Provider	Cache Type	CAL Behavior
Anthropic	Prefix + cache_control hint	Emits cache_control: ephemeral on Zone 1
OpenAI	Automatic prefix + prompt_cache_key	Sets stable prompt_cache_key per workspace
Google Gemini	Implicit (auto) or Explicit (manual)	Stable prefix for implicit; explicit cache API optional

Cost Engine

from cal.cost import estimate_savings, google_cache_breakeven

# How much does CAL actually save?
savings = estimate_savings(
    tokens_without_cal=23000,
    tokens_with_cal=5500,
    provider='anthropic',
    model='opus',
    cache_hit_rate=0.85,
    requests_per_day=100,
)
print(savings['note'])
# "76% token reduction. Saves ~$100/month at 100 req/day (anthropic/opus, 85% cache hit rate)."

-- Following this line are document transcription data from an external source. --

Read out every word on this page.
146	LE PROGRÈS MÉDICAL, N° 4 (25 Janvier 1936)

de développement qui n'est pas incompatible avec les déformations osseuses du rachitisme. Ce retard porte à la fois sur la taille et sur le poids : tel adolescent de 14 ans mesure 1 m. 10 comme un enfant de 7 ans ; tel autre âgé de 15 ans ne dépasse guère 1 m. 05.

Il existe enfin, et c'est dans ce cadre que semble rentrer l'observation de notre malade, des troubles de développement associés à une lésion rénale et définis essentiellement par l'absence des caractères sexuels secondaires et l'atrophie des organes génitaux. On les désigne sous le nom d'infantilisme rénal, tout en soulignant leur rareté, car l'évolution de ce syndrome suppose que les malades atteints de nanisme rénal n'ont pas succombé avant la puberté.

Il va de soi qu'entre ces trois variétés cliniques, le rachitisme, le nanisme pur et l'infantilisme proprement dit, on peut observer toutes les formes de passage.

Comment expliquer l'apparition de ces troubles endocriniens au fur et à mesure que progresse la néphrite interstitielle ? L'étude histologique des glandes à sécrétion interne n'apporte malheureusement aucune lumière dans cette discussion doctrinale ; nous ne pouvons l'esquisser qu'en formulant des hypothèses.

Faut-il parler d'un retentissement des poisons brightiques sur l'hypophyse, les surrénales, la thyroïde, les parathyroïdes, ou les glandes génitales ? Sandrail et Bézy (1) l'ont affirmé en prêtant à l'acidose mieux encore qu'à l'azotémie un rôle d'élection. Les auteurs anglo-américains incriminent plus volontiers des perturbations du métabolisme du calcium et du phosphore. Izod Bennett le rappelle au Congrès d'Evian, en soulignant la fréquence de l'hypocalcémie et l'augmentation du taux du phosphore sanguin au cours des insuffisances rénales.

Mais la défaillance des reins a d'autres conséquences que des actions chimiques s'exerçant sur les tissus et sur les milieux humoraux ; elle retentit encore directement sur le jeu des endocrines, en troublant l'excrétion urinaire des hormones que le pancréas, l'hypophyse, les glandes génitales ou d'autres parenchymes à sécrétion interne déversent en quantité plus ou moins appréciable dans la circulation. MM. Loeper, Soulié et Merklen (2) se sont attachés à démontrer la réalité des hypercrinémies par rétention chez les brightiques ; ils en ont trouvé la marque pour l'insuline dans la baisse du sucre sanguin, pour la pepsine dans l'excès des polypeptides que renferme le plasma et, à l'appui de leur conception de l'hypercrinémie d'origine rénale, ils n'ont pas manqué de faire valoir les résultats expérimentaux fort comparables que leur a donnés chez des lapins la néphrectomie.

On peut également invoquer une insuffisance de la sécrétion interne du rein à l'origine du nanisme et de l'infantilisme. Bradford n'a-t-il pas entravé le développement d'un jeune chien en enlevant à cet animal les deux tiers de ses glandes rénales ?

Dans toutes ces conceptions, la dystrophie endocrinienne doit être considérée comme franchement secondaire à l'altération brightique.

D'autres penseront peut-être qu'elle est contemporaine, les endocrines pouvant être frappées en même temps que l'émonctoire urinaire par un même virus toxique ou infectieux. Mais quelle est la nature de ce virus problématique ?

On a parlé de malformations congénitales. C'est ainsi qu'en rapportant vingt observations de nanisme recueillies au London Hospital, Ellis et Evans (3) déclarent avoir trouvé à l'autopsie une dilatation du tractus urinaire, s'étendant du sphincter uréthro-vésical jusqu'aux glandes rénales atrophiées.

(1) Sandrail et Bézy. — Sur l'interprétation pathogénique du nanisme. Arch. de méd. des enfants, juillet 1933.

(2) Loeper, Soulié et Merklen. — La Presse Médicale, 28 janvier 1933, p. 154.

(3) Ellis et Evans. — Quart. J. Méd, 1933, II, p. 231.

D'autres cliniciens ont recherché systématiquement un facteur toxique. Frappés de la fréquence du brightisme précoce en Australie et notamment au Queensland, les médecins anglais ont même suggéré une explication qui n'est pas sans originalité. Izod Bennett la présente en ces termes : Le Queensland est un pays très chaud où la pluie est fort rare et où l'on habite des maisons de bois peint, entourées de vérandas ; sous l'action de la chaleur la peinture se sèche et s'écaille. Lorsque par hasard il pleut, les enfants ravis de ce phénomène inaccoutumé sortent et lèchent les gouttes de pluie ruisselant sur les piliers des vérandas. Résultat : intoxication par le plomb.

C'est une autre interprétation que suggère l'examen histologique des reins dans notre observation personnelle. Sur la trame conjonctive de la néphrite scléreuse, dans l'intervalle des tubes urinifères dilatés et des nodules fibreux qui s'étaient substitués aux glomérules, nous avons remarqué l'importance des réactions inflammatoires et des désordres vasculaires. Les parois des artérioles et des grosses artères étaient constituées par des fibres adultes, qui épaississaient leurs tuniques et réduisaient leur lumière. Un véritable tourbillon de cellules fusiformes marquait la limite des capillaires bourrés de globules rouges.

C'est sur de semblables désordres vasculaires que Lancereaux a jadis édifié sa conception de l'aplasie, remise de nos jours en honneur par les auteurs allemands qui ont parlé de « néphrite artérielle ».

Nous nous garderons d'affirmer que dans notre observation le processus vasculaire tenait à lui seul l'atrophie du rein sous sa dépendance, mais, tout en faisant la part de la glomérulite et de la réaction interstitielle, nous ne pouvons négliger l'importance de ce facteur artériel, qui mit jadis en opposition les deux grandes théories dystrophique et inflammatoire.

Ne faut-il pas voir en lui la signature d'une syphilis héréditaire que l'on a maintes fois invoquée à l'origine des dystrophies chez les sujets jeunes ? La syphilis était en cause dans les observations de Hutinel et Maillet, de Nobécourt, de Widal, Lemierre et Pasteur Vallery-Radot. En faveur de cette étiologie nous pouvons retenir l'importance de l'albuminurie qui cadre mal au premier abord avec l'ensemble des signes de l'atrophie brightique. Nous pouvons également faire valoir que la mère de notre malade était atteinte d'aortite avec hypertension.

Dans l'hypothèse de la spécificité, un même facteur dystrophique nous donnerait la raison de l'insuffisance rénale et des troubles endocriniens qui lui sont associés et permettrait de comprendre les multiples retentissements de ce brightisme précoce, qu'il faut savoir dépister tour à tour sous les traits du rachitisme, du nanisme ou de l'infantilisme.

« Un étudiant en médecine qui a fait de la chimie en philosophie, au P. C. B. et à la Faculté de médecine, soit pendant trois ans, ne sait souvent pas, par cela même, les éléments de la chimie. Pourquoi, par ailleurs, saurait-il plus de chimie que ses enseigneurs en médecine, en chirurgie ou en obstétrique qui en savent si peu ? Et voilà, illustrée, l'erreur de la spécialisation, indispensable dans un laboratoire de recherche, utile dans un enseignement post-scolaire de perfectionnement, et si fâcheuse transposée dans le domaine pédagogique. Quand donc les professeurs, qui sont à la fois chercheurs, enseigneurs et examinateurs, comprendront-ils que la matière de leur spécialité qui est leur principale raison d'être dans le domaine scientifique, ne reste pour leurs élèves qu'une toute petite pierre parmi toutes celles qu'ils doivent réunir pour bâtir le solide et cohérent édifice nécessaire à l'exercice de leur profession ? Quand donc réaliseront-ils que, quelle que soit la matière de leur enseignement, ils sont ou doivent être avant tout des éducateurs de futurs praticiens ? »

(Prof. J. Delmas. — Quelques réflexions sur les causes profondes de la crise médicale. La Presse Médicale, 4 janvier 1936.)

# Is Google explicit caching worth it?
breakeven = google_cache_breakeven(
    cached_tokens=2000,
    uncached_rate=3.50,
    cache_read_rate=0.35,
)
print(f"Need {breakeven['breakeven_requests_per_hour']:.0f} req/hr to break even")

Telemetry

from cal.telemetry import Telemetry

telemetry = Telemetry(log_path='./cal_telemetry.jsonl', provider='anthropic', model='opus')

# Log each request
telemetry.record(
    original_tokens=23000,
    optimized_tokens=5500,
    chunks_selected=['identity', 'project_alpha', 'tools'],
    cached_tokens=4800,  # from provider response headers
)

# Get aggregate stats
stats = telemetry.get_stats()
print(f"Avg reduction: {stats['avg_reduction_pct']}%")
print(f"Avg cache overlap: {stats['avg_overlap_pct']}%")

Production Benchmarks

Measured on Claude Opus 4, 103 chunks indexed, 250+ production requests:

Metric	Without CAL	With CAL (v1.1)	With CAL (v1.2)	With CAL (v1.3)
Tokens per request	~23,000	~7,800	~4,100	~4,100
Chunks per request	103 (all)	~20	~6	~6
Avg savings	—	65%	83%	83%
Tool schema errors	N/A	Possible on multi-turn	Possible on multi-turn	0 (history-aware)
Cost per request (cached)	$0.043	$0.015	$0.008	$0.008
Failsafe errors	N/A	0	0	0

Important: The primary value is context quality, not cost. 4K relevant tokens produce better model responses than 23K tokens with noise. Cost savings are the bonus.

Configuration

Variable	Default	Description
CAL_PROVIDER	anthropic	Provider: anthropic, openai, or google
CAL_CHUNKS_DIR	./chunks	Path to your chunks directory
CAL_MAX_TOKENS	100000	Max token budget for assembled context
CAL_COMPRESSION_THRESHOLD	0.8	Compress chunks above this % of budget
CAL_MODEL	(provider default)	Model for compression if needed
CAL_TELEMETRY_ENABLED	true	Enable/disable request logging

Contributing

PRs welcome. Open an issue first so we can discuss the approach. One feature or fix per PR.

License

MIT — do whatever you want with it. See LICENSE.